Ada seberkas penyesalan sedikit di relung hatinya karena semalam dia lebih memilih video call dengan Sachi dan berakhir bermain game hingga pagi buta daripada harus mengistirahatkan badannya setelah kedatangannya dari Lombok. Selama perjalanan ke kantor agensi pun, Skala sedikit menggerundel dalam hati. Angan-angannya semalam untuk beristirahat satu hari penuh pun raib kala panggilan Bang Chandra yang tidak bisa ditawar seperti yang sudah-sudah.
Hampir tiga jam urusannya di kantor agensi, Skala langsung melipir ke apartemen Isac sebagaimana mestinya dia telah bilang di grup. Tak memakan waktu yang lama, dia pun sampai di unit cowok zodiak Leo itu.
“Anjir, kaget!” Isac mengelus dada beberapa kali ketika mata gelapnya bertatapan dengan sosok Skala yang berada di depan pintu unit-nya. “Lo di Lombok ngapain anjir sampe iteman gini?”
Yang ditanya malah nyelonong ke dalam sebelum dipersilakan. “Ngebolang,” sahutnya malas.
Isac mengikuti arah langkah kaki Skala yang langsung ke dapur dan membongkar satu kantong plastik ayam gepuk Pak Gembus untuk disantapnya. Skala terlalu santai untuk menyusuaikan dirinya kalau dia sekarang adalah seorang tamu, sedangkan Isac baru sadar kalau ternyata dia adalah sang pemilik rumah di sini—karena begitu Skala menginjakkan kakinya di sini, Skala langsung menyajikan makanan dan minuman untuknya, serta tak lupa juga untuk merapikan peralatan makan yang mereka pakai.
“Anggap aja rumah sendiri,” kata Skala seraya memberi satu kaleng soda kepada Isac yang saat ini duduk di sofa panjang.
“Ini emang rumah gue, sat!” desis Isac.
Skala hanya cekikikan menanggapi. Dia menendang kaki Isac pelan bermaksud agar sahabatnya itu geser sedikit. Skala ikut duduk di sofa panjang, lengkap dengan kedua kakinya yang dia tumpukan ke paha Isac dan langsung membuat Isac mengomel lalu beringsut ke sofa sebelah. Nah, salah satu sifat Isac yang disukai oleh Skala adalah kepekaannya.
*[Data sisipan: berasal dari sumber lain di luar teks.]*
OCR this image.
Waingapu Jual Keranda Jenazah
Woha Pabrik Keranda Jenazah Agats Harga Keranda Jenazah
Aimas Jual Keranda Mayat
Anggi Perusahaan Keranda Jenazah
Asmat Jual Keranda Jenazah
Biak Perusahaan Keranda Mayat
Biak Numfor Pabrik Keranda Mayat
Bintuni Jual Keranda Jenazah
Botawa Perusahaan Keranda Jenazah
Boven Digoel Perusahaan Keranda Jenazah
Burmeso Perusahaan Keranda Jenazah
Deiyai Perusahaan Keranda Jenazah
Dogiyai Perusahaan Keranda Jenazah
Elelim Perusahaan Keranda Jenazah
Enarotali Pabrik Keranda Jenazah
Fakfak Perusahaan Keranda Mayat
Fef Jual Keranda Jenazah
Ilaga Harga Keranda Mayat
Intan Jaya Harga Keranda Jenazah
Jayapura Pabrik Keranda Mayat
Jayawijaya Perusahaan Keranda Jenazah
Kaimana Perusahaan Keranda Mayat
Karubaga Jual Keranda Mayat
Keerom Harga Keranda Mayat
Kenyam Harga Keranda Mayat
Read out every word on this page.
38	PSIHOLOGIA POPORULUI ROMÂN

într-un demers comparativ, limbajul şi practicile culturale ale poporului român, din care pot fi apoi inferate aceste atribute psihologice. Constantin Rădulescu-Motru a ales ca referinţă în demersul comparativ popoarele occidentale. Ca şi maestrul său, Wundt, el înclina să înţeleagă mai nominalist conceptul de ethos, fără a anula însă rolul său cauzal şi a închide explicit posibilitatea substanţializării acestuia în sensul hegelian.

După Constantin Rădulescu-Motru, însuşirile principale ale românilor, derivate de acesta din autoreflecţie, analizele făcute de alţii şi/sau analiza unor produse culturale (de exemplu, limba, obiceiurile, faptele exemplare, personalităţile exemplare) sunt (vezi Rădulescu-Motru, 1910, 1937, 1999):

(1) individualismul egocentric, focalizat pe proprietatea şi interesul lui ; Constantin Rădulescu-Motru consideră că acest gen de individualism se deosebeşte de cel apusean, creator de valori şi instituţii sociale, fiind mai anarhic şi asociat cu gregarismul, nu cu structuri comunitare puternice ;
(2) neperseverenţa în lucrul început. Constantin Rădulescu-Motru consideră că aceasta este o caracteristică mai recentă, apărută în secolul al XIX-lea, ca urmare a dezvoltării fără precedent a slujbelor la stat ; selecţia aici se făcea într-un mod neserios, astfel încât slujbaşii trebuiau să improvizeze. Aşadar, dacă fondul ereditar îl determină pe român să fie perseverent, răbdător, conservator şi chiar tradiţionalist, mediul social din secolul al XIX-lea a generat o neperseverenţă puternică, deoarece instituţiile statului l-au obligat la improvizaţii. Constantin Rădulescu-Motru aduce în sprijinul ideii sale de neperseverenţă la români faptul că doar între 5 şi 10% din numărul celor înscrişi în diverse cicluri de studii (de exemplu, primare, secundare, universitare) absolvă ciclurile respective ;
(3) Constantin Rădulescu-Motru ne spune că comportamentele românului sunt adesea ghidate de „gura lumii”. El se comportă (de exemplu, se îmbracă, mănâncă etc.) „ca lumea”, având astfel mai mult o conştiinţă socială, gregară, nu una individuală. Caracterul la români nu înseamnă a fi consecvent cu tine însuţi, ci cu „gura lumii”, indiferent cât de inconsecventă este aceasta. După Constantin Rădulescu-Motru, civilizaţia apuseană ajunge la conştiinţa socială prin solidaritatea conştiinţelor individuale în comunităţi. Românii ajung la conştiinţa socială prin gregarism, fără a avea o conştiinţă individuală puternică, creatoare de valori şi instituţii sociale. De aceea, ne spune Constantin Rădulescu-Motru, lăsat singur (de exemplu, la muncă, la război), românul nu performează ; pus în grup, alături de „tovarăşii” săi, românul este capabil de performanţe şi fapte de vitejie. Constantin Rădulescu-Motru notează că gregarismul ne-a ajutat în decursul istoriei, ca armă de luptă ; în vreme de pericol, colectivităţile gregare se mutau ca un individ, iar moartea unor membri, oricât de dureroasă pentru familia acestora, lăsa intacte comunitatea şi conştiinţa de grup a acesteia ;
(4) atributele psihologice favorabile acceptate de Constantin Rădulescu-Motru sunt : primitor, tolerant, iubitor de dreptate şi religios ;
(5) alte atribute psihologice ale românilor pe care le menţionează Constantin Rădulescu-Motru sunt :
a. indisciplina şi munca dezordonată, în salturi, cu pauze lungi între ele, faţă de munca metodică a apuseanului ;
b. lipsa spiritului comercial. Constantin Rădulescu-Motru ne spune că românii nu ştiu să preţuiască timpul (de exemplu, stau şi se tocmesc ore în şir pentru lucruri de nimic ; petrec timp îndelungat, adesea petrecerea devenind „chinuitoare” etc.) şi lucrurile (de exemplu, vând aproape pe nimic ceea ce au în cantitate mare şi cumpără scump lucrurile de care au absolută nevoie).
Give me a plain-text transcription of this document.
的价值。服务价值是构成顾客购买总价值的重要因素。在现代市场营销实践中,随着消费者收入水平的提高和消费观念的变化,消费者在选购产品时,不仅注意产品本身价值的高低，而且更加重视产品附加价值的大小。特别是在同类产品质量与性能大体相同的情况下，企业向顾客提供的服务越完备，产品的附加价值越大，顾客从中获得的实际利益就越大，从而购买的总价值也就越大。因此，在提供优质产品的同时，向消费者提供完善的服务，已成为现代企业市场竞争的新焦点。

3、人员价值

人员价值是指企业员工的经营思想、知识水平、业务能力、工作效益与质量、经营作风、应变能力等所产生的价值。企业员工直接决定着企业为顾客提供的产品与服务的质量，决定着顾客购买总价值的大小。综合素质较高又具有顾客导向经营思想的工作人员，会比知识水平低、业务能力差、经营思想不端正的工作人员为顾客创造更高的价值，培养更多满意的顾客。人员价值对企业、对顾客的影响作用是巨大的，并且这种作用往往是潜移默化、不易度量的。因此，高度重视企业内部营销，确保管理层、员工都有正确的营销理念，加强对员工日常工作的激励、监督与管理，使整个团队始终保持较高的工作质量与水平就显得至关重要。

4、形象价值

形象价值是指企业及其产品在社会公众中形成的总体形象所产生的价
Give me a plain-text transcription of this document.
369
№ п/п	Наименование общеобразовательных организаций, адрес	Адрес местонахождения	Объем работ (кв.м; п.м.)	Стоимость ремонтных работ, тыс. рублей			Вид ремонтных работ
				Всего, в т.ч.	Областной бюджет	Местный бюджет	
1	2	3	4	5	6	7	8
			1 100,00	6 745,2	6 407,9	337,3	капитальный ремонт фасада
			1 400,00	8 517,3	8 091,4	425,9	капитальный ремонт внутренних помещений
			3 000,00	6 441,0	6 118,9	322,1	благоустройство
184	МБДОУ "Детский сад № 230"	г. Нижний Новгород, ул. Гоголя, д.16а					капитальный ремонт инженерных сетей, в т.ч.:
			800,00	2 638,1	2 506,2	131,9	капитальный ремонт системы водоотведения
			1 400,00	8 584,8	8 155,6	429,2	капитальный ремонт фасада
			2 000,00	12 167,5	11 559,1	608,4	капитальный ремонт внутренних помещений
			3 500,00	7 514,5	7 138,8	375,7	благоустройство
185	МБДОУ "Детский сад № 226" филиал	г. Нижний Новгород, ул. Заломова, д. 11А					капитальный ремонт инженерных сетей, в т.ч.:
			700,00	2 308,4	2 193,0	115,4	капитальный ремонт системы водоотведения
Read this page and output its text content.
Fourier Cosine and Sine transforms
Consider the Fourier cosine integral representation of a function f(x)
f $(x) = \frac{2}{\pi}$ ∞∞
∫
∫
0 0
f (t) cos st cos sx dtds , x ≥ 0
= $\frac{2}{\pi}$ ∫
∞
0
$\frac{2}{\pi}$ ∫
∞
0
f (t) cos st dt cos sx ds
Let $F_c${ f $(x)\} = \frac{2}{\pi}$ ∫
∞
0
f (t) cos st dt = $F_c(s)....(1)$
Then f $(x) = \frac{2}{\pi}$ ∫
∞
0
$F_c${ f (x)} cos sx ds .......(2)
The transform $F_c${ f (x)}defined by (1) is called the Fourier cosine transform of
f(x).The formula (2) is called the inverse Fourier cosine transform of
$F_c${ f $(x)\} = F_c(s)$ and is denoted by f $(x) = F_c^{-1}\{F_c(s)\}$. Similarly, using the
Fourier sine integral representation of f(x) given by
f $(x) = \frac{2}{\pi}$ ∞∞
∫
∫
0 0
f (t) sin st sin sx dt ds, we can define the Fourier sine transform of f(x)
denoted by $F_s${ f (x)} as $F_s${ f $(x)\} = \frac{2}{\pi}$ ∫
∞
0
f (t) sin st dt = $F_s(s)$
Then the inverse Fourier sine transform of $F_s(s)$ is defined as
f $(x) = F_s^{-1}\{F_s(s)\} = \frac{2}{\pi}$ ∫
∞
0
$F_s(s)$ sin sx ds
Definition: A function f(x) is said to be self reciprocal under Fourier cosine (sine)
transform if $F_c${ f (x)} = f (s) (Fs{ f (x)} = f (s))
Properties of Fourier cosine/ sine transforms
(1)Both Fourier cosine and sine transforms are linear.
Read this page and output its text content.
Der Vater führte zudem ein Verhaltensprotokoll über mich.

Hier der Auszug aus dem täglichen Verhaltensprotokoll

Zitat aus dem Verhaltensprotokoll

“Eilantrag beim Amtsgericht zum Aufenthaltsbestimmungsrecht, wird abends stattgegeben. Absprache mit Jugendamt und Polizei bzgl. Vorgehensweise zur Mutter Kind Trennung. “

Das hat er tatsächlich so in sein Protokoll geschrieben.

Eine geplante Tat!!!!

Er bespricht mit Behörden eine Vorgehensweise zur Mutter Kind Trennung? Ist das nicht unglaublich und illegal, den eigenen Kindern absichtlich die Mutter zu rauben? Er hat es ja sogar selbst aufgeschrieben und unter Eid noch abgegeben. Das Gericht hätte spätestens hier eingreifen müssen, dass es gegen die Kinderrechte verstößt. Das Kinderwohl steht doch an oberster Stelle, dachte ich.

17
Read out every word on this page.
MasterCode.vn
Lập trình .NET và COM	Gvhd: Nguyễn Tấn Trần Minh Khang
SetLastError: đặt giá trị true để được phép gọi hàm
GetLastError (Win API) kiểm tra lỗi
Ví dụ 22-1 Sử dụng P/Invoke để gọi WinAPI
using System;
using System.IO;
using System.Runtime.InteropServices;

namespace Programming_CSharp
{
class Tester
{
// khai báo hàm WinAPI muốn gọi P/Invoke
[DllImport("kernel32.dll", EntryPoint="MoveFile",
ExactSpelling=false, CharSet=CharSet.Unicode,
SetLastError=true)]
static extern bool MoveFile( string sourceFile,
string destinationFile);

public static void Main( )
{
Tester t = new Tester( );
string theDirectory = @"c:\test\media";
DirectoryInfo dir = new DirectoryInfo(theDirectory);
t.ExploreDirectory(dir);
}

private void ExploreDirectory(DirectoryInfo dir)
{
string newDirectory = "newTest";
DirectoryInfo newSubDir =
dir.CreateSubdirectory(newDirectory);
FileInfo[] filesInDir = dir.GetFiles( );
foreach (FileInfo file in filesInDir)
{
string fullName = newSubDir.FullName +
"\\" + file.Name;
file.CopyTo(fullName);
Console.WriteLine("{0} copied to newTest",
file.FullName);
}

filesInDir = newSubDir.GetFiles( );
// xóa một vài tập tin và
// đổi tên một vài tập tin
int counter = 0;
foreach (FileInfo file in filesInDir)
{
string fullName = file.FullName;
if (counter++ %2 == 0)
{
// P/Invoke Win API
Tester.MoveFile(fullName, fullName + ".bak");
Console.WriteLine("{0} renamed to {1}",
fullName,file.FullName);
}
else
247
“Jadi ngapain tuh Bang Chandra nyuruh lo buat ke kantor?” tanya Isac setelah lebih dari lima menit mereka hanya saling terdiam dan menonton siaran di televisi.
“Bahas buat manajer pengganti aja sih.”
“Emang Kak Tari udah mau ngajuin cuti?”
“Sebulan lagi,” Skala menghela napas sejenak. “Si Regaf kayaknya bakal sama Bang Chandra, cuma gue doang yang pake manajer pengganti—itu pun selama Kak Tari cuti doang, sih. Soalnya pas tau kandidat yang bakal gantiin Kak Tari gue masih rada kurang srek gitu.” Jelasnya sebelum Isac bertanya juga masalah Regaf.
Isac manggut-manggut paham. “Kurang sreknya kenapa?”
Sebelum menjawab, Skala meletakkan dulu ponselnya di meja. “Ada dua kandidat sebenernya. Satu dia lovester garis keras—yang mana gue takutnya bakal ganggu kenyamanan gue dan juga privasi gue sama anggota lainnya. Terus yang kedua, dia masih anak kuliahan.”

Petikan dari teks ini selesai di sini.